This week I’ve been surfacing a lot of wood by hand, from pedestrian sugar pine to funky metals that have wood-like properties (e.g. purpleheart). And all the while I have been testing, testing, testing things with my chipbreakers and the cutting angle of the iron of my handplane.
Huh? You might say. Yes, there might be a relationship.
So I’ve been up at Lie-Nielsen Toolworks in Warren, Maine, this week to teach classes, shoot a video and demonstrate at the company’s open house. During the evenings, I’ve been debating a lot of theories about wood failure with Deneb Puchalski and Thomas Lie-Nielsen.

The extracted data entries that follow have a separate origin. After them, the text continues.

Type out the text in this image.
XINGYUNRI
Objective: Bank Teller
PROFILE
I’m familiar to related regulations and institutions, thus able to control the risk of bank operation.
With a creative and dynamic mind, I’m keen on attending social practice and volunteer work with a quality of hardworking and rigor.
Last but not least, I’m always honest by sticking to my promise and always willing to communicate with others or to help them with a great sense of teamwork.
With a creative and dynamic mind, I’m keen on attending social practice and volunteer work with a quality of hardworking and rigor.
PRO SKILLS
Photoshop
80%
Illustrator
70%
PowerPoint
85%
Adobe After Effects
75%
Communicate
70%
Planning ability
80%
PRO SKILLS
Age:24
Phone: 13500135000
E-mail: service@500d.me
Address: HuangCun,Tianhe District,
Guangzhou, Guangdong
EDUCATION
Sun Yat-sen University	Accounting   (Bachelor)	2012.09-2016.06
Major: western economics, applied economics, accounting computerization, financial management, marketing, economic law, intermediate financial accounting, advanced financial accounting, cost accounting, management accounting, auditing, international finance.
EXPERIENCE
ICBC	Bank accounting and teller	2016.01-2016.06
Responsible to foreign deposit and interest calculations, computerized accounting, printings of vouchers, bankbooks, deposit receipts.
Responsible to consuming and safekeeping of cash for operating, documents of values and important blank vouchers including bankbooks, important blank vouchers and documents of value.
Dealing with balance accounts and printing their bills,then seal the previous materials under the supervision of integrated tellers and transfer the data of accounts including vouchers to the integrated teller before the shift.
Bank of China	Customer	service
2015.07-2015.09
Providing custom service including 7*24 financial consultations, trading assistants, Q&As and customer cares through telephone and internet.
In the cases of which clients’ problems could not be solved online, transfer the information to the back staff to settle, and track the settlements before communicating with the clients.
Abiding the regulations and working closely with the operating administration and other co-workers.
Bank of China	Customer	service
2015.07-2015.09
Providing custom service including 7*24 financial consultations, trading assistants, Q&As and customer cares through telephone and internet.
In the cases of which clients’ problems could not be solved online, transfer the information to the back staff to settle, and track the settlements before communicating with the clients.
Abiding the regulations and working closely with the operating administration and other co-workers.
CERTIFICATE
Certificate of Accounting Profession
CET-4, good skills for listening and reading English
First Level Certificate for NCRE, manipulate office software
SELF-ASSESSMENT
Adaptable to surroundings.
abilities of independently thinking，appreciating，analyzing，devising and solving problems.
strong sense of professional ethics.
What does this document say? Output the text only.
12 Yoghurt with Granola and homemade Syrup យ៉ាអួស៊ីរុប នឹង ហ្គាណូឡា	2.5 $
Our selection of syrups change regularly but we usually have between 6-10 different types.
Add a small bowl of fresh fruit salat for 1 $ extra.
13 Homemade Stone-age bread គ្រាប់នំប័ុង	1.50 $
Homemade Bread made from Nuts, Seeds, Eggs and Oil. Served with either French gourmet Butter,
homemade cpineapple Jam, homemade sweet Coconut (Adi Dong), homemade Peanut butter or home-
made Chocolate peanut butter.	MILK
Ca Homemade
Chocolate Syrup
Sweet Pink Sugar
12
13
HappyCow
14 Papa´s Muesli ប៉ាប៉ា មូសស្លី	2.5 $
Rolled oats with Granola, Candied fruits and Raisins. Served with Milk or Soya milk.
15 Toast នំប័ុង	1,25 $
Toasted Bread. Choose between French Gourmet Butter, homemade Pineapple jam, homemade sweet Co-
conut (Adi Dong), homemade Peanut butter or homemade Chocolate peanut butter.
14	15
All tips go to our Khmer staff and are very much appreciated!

Here are some highlights.
1. Why does setting the chipbreaker crazy close reduce tear-out? Deneb of Lie-Nielsen has a good theory. He thinks that a closely set breaker “fools” the wood into thinking that it is being planed by a high-angle plane. So a 45° plane with a 25° breaker suddenly acts like a 70° plane. This makes sense.
2. Do you need a tight mouth with a close-set breaker?
3. Do you need a high-angle plane with a close-set chipbreaker?
4. What effect does honing the breaker have? And what angle should you use?
So during the last week, here’s what I did. I worked with two smoothing planes. One with a 45° frog. One with a 55° frog. I honed the cutting edge the same and tapped the chipbreaker as close as I dared to the edge. I also did some work with a bevel-up jack plane honed at 50° so it had an effective cutting angle of 62°. All the planes had mouth apertures of 1/16”, which is pretty wide open.
On the smoothing planes I honed a 50° angle on the chipbreakers. So if Deneb’s theory was correct, I actually had three different planes. One was cutting at 62°. One was at 95°. The third was at 105°.
Then Deneb, Dave Jeske of Blue Spruce Toolworks and I put the planes to use on a variety of woods. We tried reverse-grain cherry. It was no challenge for any of the planes. Then curly bird’s-eye maple, planed against the grain. Again, no problem. Ancient fossilized purpleheart. Nope. No difference. Then a board that we were told was unplanable: big furry, roey mahogany.
Again, all the planes handled the wood with no real problems.
Finally, I pulled a piece of wood out of the trash. It was cherry with a tight swirled knot in it. There was a crapload of grain reversal around the knot. Lots of quartersawn grain rippling across the face.
In other words, it was fit to be burned.
After dressing the wood with a toothing plane we put the 62° plane to it. It cleaned up all of the board except a narrow band of tearing along one of the quartersawn ripples. Then we took the 95° plane to it. No joy. But the 105° plane cleaned it up nicely. And it left a typical planed surface – it didn’t look like it had been scraped.
So perhaps Deneb has something. Or my 105° plane is haunted by a small dwarf or troll.